I want to write. I need to write. I am an academic. It’s what I am supposed to do. I’m supposed to write. I’m a student. I’m a PhD student, in the middle of a large university, in the centrality of a global city. Perfect. I know where I am at. I know some of the identities I get to make a claim on. I know I am here, and I know I am writing because I believe in words. I am a writer because I believe words have power, they have an energy. The power and energy of words is significant. Power and energy and the words which inscribe and express are like the people who use them, who leverage the written and the spoken, the contested and the debatable. I know the power and energy of words is significant because I have used words my whole life. I have used words my whole life to express, to explain, to explore, to understand. I want to write. I need to write. I am an academic. That’s what I am supposed to do.
I have been sitting a lot recently. I have been sitting at home, I have been sitting at coffee shops, the usual haunts. I have been sitting a lot, grappling with what has been swirling around me. I have been sitting, so I can try to find some stillness. I have been sitting a lot recently. I have been sitting at the window. I have been sitting at the gym. I have been sitting at the table, talking to my friends. And I have been listening. I have been sitting and I have been listening. I have been listening, not with my ears but with my heart. I have been sitting and I have been listening from a space in my soul. And I have been trying. I have been trying and I have been sitting and I have been listening.
And the words are a lot. When you are a writer, and you sit a lot, and you listen a lot, I think you start to feel a lot. And often when you feel a lot it can get kind of sort of difficult to know, sometimes, where you are sitting, and what you are listening to, and what you are hearing. And I have been listening a lot and I have been thinking a lot about what I have been hearing. And I have been hearing a lot and feeling a lot. It’s a lot. And I have been retreating a lot. I have been sitting a lot and writing a lot and reading a lot and thinking a lot and retreating a lot. I have been retreating and quieting a lot.

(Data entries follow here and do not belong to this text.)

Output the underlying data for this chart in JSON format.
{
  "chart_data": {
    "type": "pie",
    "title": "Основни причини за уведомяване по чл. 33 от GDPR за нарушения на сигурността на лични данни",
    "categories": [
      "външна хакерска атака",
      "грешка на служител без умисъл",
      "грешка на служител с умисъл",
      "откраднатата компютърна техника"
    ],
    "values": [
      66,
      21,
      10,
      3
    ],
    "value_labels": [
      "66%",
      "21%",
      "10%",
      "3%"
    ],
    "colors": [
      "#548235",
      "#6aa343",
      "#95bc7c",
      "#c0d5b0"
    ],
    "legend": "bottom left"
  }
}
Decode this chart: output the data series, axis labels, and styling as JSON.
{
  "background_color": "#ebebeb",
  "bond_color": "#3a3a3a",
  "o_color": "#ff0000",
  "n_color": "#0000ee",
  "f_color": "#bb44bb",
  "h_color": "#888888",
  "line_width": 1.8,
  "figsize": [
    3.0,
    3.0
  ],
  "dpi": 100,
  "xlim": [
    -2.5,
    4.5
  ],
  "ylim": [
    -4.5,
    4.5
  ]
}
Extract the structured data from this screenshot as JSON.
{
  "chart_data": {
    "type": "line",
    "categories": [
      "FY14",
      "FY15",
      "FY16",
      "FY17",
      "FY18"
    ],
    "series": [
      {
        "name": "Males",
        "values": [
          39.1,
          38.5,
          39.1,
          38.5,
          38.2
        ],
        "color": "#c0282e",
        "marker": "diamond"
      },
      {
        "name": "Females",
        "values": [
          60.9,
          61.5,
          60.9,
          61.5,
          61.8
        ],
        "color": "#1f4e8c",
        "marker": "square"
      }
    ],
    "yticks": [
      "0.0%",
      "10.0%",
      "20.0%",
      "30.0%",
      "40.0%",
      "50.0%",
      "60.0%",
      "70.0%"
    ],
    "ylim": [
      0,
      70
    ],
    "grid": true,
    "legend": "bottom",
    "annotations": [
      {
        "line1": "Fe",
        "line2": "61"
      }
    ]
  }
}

And I have come to 5 small reminders. These 5 small reminders are for a world which doesn’t need my ten-cents, my privilege, my aggrandising. These 5 reminders, in no particular order, are as much for me. I share them because I am permitted, for any number or reasons, to believe in my words. I am an academic. I am an educationalist. I am a writer. I am a thinker. I am one, of many, who have trust that what I offer I offer because it means something to me. That’s how I live, like life means something to me. Like the lives of others means something to them. And that we have only to write, to listen, to sit, to hear, to share, to be…
1. The world is a complex place, filled with complex space. Appreciate its beauty.
2. Spend your time as you would spend your fortune, for its expansion of experience. Appreciate your beauty.
3. Diversity of thought and opinion can lead to an unfolding that doesn’t have a predictable outcome. Appreciate the beauty of unfolding.
4. Care deeply, sit quietly, listen fully, and allow totally. Appreciate the allowing part…it’s important.
5. More than being right, than being first, than being an independent thinker, being here has taught me that I need a team…a group…a tribe…a family to keep calm and carry on through every day.
Appreciate that others will show up for you like you show up for them.
I want to write. I need to write. I am an academic. But mostly, I want to Live. I want to Live fully.